Celia, sentada en el asiento del avión, con el maletín cerrado sobre las piernas pero sin correr la cremallera, mantenía unidos los párpados mientras trataba de hallar una explicación a lo descubierto. No conseguía dar con una respuesta que la convenciera, y se frustraba por momentos.

Jer, tras debatirse un rato, decidió encender el ordenador y ver si podía dar con la identidad del propietario, para comunicarse con él y ver si, con suerte, se había llevado el suyo. Cuando el aparato dio muestras de encendido, apareció ante él la pantalla de selección de usuario, mostrando únicamente una pequeña imagen de perfil y, al lado, tres letras: Cel.

Hizo clic sobre la imagen y el ordenador cargó hasta mostrar el escritorio, sin solicitar contraseña alguna. De fondo de pantalla, una serie de amplias sonrisas captó su atención. Observó, entre icono e icono, los rostros de las personas que salían en la fotografía y pudo apreciar uno en concreto que se le antojó familiar.
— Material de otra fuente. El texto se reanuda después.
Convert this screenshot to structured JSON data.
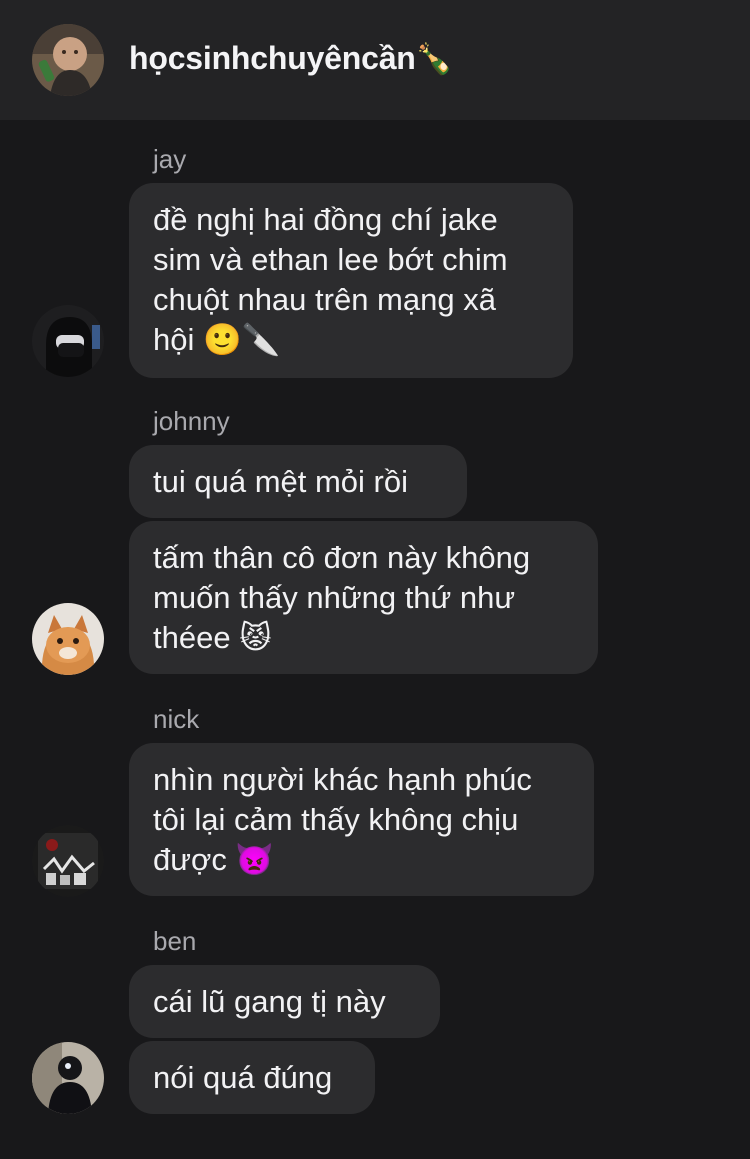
{
  "header": {
    "title": "họcsinhchuyêncần",
    "title_emoji": "🍾",
    "avatar_icon": "group-avatar-photo"
  },
  "messages": [
    {
      "sender": "jay",
      "bubbles": [
        {
          "lines": [
            "đề nghị hai đồng chí jake",
            "sim và ethan lee bớt chim",
            "chuột nhau trên mạng xã",
            "hội 🙂🔪"
          ]
        }
      ],
      "avatar_icon": "masked-person-avatar"
    },
    {
      "sender": "johnny",
      "bubbles": [
        {
          "lines": [
            "tui quá mệt mỏi rồi"
          ]
        },
        {
          "lines": [
            "tấm thân cô đơn này không",
            "muốn thấy những thứ như",
            "théee 😾"
          ]
        }
      ],
      "avatar_icon": "cat-avatar"
    },
    {
      "sender": "nick",
      "bubbles": [
        {
          "lines": [
            "nhìn người khác hạnh phúc",
            "tôi lại cảm thấy không chịu",
            "được 👿"
          ]
        }
      ],
      "avatar_icon": "graffiti-avatar"
    },
    {
      "sender": "ben",
      "bubbles": [
        {
          "lines": [
            "cái lũ gang tị này"
          ]
        },
        {
          "lines": [
            "nói quá đúng"
          ]
        }
      ],
      "avatar_icon": "dark-person-avatar"
    }
  ],
  "colors": {
    "background": "#18181a",
    "header": "#232325",
    "bubble": "#2c2c2e",
    "sender_text": "#a9a9ae",
    "message_text": "#f2f2f4"
  }
}
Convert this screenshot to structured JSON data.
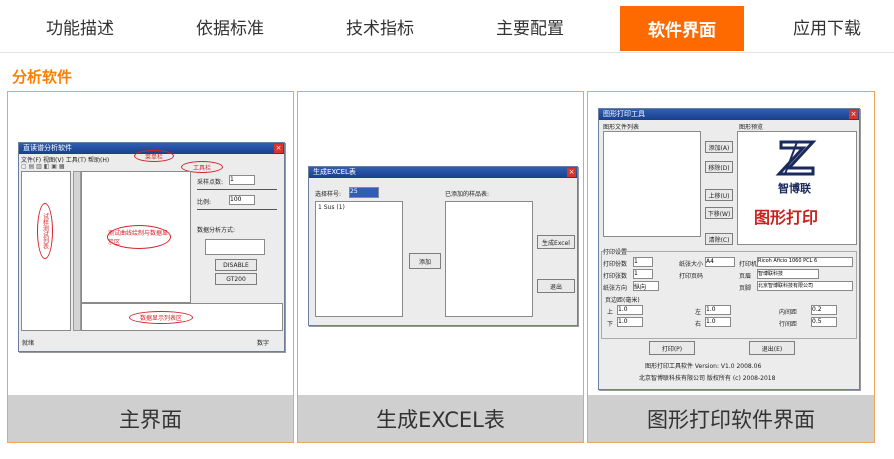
{
  "tabs": [
    "功能描述",
    "依据标准",
    "技术指标",
    "主要配置",
    "软件界面",
    "应用下载"
  ],
  "active_tab": "软件界面",
  "section_title": "分析软件",
  "panels": [
    {
      "caption": "主界面",
      "window": {
        "title": "直读谱分析软件",
        "menu": "文件(F)  视图(V)  工具(T)  帮助(H)",
        "left_note": "试样测试列表",
        "top_note": "菜单栏",
        "tool_note": "工具栏",
        "center_note": "测试曲线绘制与数据显示区",
        "bottom_note": "数据显示列表区",
        "param_a_label": "采样点数:",
        "param_a_value": "1",
        "param_b_label": "比例:",
        "param_b_value": "100",
        "combo_label": "数据分析方式:",
        "btn_1": "DISABLE",
        "btn_2": "GT200",
        "statusbar_left": "就绪",
        "statusbar_right": "数字"
      }
    },
    {
      "caption": "生成EXCEL表",
      "window": {
        "title": "生成EXCEL表",
        "left_label": "选择样号:",
        "combo_value": "25",
        "right_label": "已添加的样品表:",
        "list_item": "1  Sus (1)",
        "add_btn": "添加",
        "excel_btn": "生成Excel",
        "exit_btn": "退出"
      }
    },
    {
      "caption": "图形打印软件界面",
      "window": {
        "title": "图形打印工具",
        "list_label": "图形文件列表",
        "preview_label": "图形预览",
        "side_buttons": [
          "添加(A)",
          "移除(D)",
          "上移(U)",
          "下移(W)",
          "清除(C)"
        ],
        "logo_text": "智博联",
        "red_text": "图形打印",
        "settings_label": "打印设置",
        "row1": [
          "打印份数",
          "1",
          "纸张大小",
          "A4",
          "打印机",
          "Ricoh Aficio 1060 PCL 6"
        ],
        "row2": [
          "打印张数",
          "1",
          "打印页码",
          "页眉",
          "智博联科技"
        ],
        "row3": [
          "纸张方向",
          "纵向",
          "页脚",
          "北京智博联科技有限公司"
        ],
        "margin_label": "页边距(毫米)",
        "margins": [
          "上",
          "1.0",
          "左",
          "1.0",
          "内间距",
          "0.2",
          "下",
          "1.0",
          "右",
          "1.0",
          "行间距",
          "0.5"
        ],
        "print_btn": "打印(P)",
        "exit_btn": "退出(E)",
        "footer_1": "图形打印工具软件 Version: V1.0 2008.06",
        "footer_2": "北京智博联科技有限公司  版权所有 (c) 2008-2018"
      }
    }
  ]
}
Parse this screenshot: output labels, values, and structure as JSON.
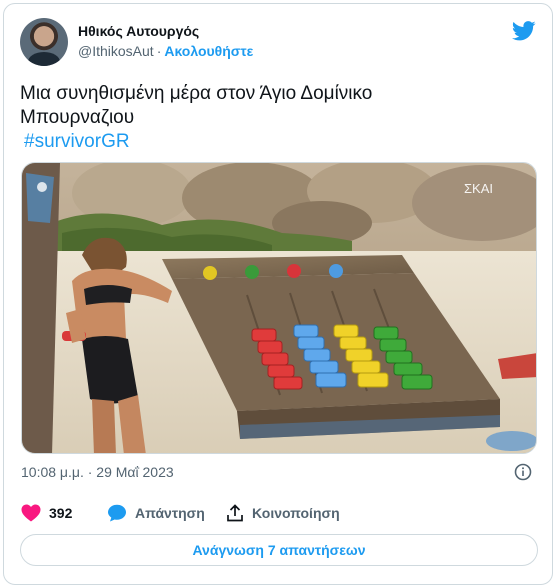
{
  "author": {
    "name": "Ηθικός Αυτουργός",
    "handle": "@IthikosAut",
    "separator": "·",
    "follow_label": "Ακολουθήστε"
  },
  "tweet": {
    "text_line1": "Μια συνηθισμένη μέρα στον Άγιο Δομίνικο",
    "text_line2": "Μπουρναζιου",
    "hashtag": "#survivorGR"
  },
  "media": {
    "channel_logo": "ΣΚΑΙ"
  },
  "meta": {
    "timestamp": "10:08 μ.μ. · 29 Μαΐ 2023"
  },
  "actions": {
    "likes": "392",
    "reply_label": "Απάντηση",
    "share_label": "Κοινοποίηση"
  },
  "read_replies_label": "Ανάγνωση 7 απαντήσεων",
  "colors": {
    "accent": "#1d9bf0",
    "like": "#f91880",
    "muted": "#536471",
    "border": "#cfd9de"
  },
  "icons": [
    "twitter-bird-icon",
    "info-icon",
    "heart-icon",
    "reply-bubble-icon",
    "share-icon"
  ]
}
Era ella.

La mujer, por su parte, necesitaba saber qué había sido de su computadora. Varios impulsos de encenderla pasaron por su mente, sus manos se movieron hasta estar con un dedo sobre el botón de encendido, pero sabía que no debía. No era ético; no era suyo, no debía curiosear cosas ajenas y lo sabía bien. Pero ¿qué otras opciones tenía?

Bajó fuertemente la tapa del objeto, quizá con demasiada brusquedad, y puso todo su empeño en concentrarse en las posibilidades que, estaba segura, estaban pasando desapercibidas para ella en esos momentos.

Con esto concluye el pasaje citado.